KARACHI:
The board of MCB Bank approved the bank’s merger into NIB Bank at a share swap
ratio, which was vehemently opposed by the minority shareholders of the
latter’s financial institution.
“The
shareholders of MCB at their extra-ordinary general meeting, held on 23
January, have unanimously approved and adopted the scheme of amalgamation of
NIB Bank Limited with and into MCB… through a share swap arrangement,” said
MCB, in a notice issued to the Pakistan Stock Exchange on Tuesday.
“The
shareholders of MCB have also unanimously approved the swap ratio of one new
ordinary share of MCB Bank for every 140.043 shares of NIB for the scheme of
amalgamation.
The
bourse filing said the decision of the shareholders of MCB are subject to,
amongst others, sanction of the State Bank of Pakistan, approval of the
Competition Commission of Pakistan and receipt of other requisite regulatory
authorisations, consents and approvals.
As
a consequence of the approved amalgamation, 73,569,197 ordinary shares of MCB
would be issued in favour of the shareholders of the NIB Bank. Minority
shareholders group of NIB Bank rejected the existing swap arrangement.
“The
proposed swap ratio bears no relationship to the real value of NIB shares and
if approved the merger will significantly deprive NIB shareholders of almost 30
percent value,” the group said in an appeal, published in media on January
22.
“The
proposed swap ratio values each share of NIB at approximately Rs1.58 whereas
the book value of each NIB share is Rs1.84 and the market price of each NIB
share was Rs2.21 on 6 December 2016, just a day before the announcement of the
proposed merger.”
The
group asked the shareholders of NIB Bank to reject the proposed swap ration and
merger, “by writing their objections to the president of NIB Bank Limited, the
State Bank of Pakistan, the Securities and Exchange Commission of Pakistan and
other forums.”
NIB’s
board meeting is yet to take place to approve the amalgamation scheme. Sindh
High Court issued a status quo order preventing the holding of extraordinary
general meeting of NIB scheduled for 23 January.
Fullerton
Fund Management Company Ltd, a subsidiary of Singaporean state investor Temasek
Holdings, was trying to exit from Pakistan through divesting its majority stake
in NIB Bank. It initiated divestment process in 2011. NIB sustained a net loss
of around Rs17 billion since Temasek acquired the bank back in 2005.
Analysts
said alone State Life Insurance Corporation and Pakistan Reinsurance, which
together own 228 million shares of NIB Bank, would sustain a loss of Rs215
million on book and Rs139 million on market value on completion of ‘undervalued
sale of NIB Bank’s stakes.’ In the past five years, MCB, the country’s third
biggest lender, has been a laggard in branch expansion and has opened only 125
branches since 2010, showing a cumulative 11 percent growth in branch network.

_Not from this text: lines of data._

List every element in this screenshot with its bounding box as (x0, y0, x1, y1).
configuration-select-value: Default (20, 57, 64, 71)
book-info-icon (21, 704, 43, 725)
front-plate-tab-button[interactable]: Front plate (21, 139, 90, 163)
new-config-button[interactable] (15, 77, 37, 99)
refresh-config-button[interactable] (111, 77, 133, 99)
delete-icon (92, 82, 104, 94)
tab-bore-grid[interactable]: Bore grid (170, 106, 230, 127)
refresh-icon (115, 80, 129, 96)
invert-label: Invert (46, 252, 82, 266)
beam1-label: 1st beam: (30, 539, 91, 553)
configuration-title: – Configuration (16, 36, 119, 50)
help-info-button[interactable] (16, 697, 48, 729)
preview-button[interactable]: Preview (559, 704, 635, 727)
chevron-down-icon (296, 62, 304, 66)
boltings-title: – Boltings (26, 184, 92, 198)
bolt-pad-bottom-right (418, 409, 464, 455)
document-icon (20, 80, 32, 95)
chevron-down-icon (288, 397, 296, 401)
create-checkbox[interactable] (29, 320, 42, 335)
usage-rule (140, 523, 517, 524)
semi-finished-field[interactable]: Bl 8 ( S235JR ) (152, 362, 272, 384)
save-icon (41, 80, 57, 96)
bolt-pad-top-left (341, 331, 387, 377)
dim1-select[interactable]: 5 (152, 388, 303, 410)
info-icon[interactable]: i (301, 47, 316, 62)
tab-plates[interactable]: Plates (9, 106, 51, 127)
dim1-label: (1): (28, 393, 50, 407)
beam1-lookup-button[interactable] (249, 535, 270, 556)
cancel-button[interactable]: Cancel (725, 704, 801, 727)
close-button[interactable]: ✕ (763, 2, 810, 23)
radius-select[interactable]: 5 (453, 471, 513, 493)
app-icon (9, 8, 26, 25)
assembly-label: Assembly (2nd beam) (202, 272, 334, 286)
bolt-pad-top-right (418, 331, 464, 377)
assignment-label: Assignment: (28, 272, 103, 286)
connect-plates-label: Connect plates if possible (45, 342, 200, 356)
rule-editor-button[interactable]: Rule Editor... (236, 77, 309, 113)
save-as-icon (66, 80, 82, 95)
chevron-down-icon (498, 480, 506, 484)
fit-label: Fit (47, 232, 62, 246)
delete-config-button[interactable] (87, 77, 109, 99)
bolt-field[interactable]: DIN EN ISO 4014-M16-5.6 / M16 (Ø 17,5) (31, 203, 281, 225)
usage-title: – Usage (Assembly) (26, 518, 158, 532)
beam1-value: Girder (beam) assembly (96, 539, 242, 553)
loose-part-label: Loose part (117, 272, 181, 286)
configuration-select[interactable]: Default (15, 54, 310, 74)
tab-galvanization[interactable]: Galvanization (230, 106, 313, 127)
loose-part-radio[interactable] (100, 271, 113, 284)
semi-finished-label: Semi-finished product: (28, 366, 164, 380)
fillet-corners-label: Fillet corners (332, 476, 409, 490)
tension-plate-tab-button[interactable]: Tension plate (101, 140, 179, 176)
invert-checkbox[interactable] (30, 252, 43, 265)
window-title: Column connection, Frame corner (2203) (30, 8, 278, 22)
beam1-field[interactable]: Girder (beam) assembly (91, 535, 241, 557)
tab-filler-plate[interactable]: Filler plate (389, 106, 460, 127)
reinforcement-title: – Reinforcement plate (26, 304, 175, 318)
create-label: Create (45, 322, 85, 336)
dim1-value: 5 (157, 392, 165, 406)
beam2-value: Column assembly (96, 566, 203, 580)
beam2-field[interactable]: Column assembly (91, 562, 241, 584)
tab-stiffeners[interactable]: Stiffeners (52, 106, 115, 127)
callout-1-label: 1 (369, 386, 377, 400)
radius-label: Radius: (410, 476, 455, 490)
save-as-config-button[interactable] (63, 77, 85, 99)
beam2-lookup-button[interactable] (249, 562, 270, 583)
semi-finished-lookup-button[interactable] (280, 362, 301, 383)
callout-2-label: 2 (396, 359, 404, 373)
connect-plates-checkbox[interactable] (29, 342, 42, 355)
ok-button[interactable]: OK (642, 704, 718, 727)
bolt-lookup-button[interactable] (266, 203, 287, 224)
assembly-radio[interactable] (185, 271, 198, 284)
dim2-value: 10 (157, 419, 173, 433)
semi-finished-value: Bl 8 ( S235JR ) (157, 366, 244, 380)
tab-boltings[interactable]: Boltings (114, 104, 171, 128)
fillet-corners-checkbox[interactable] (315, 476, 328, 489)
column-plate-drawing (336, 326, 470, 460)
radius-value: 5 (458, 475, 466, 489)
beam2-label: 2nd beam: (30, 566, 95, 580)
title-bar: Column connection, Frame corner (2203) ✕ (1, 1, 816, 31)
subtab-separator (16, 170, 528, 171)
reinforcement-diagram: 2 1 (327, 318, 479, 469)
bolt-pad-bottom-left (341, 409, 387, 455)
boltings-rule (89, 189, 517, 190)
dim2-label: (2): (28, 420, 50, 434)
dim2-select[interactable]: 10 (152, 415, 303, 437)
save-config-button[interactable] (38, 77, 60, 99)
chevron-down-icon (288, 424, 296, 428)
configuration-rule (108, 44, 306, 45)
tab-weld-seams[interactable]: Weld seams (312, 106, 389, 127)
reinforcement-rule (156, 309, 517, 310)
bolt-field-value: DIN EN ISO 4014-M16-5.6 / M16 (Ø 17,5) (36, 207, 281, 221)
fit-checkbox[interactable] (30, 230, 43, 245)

Acquisition of NIB offers MCB a chance to grow its network by 14 percent,
analysts said.
For
NIB Bank, the country’s 12th largest bank by market capitalisation, the
possible merger could be a great chance to get out of losses. The bank was
struggling to be profitable, and it posted profit after tax of Rs2.617 billion
in 2015 as against loss after tax of Rs508 million in the year 2014.